The 10-Year Cost-Effectiveness of Lifestyle Intervention or Metformin for Diabetes Prevention
An intent-to-treat analysis of the DPP/DPPOS
THE DIABETES PREVENTION PROGRAM RESEARCH GROUP*
OBJECTIVE - The Diabetes Prevention Program (DPP) and its Outcomes Study (DPPOS) demonstrated that either intensive lifestyle intervention or metformin could prevent type 2 diabetes in high-risk adults for at least 10 years after randomization. We report the 10-year within trial cost-effectiveness of the interventions.
RESEARCH DESIGN AND METHODS - Data on resource utilization, cost, and quality of life were collected prospectively. Economic analyses were performed from health system and societal perspectives.

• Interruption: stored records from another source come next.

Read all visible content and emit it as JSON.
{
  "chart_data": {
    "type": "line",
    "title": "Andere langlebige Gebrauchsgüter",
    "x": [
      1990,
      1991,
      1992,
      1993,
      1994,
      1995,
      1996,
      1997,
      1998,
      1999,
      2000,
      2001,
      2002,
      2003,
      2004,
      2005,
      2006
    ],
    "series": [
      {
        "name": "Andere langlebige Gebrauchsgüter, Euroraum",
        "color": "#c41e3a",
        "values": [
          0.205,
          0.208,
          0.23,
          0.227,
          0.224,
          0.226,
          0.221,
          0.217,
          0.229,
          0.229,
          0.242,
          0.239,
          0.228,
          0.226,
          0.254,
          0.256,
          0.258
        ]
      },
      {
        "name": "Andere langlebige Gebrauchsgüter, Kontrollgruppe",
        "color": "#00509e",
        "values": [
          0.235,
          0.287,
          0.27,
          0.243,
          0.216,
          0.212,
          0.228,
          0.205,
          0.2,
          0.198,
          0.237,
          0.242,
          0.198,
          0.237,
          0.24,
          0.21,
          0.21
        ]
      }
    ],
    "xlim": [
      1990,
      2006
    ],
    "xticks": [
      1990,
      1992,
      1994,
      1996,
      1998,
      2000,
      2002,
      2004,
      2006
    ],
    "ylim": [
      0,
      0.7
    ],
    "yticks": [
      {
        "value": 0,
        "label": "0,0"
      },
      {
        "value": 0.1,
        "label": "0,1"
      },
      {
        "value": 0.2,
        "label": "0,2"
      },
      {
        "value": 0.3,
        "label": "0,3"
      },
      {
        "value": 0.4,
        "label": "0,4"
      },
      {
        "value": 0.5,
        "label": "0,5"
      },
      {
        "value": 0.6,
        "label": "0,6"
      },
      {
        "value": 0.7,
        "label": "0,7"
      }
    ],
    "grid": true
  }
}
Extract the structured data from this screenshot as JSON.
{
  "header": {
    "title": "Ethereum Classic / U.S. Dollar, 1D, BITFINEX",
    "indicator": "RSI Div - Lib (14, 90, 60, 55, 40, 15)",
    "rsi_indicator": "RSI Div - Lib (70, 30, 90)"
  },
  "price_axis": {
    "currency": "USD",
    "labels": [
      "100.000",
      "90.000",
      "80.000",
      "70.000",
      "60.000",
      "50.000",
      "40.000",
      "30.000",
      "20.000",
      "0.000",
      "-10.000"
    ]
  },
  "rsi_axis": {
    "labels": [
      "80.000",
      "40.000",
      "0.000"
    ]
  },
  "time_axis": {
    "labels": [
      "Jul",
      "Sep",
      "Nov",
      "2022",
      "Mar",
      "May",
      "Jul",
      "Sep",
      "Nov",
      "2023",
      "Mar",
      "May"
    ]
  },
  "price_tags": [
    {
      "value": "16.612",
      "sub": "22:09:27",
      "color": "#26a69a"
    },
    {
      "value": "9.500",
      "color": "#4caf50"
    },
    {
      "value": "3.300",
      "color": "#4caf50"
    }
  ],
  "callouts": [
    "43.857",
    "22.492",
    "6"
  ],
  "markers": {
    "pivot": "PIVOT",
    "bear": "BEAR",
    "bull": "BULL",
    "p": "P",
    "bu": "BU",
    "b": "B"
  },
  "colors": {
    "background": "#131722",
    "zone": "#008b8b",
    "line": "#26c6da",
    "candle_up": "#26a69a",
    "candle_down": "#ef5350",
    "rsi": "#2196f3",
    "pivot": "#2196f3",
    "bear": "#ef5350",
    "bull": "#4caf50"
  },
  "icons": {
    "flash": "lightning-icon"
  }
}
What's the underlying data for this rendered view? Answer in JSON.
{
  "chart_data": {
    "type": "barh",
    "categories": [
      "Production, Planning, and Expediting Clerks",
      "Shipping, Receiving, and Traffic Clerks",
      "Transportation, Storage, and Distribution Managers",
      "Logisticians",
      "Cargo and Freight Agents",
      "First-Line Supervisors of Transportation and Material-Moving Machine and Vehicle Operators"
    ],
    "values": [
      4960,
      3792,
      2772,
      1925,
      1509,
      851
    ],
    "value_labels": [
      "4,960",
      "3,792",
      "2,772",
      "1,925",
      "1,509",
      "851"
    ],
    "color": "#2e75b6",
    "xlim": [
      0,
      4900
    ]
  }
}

RESULTS - Over 10 years, the cumulative, undiscounted per capita direct medical costs of the interventions, as implemented during the DPP, were greater for lifestyle ($4,601) than metformin ($2,300) or placebo ($769). The cumulative direct medical costs of care outside the DPP/DPPOS
were least for lifestyle ($24,563 lifestyle vs. $25,616 metformin vs. 27,468 placebo). The cumulative, combined total direct medical costs were greatest for lifestyle and least for metformin ($29,164 lifestyle vs. $27,915 metformin vs. $28,236 placebo). The cumulative quality-adjusted
life-years (QALYs) accrued over 10 years were greater for lifestyle (6.81) than metformin (6.69) or placebo (6.67). When costs and outcomes were discounted at 3%, lifestyle cost $10,037 per QALY, and metformin had slightly lower costs and nearly the same QALYs as placebo.
CONCLUSIONS - Over 10 years, from a payer perspective, lifestyle was cost-effective and metformin was marginally cost-saving compared with placebo. Investment in lifestyle and metformin interventions for diabetes prevention in high-risk adults provides good value for the money spent.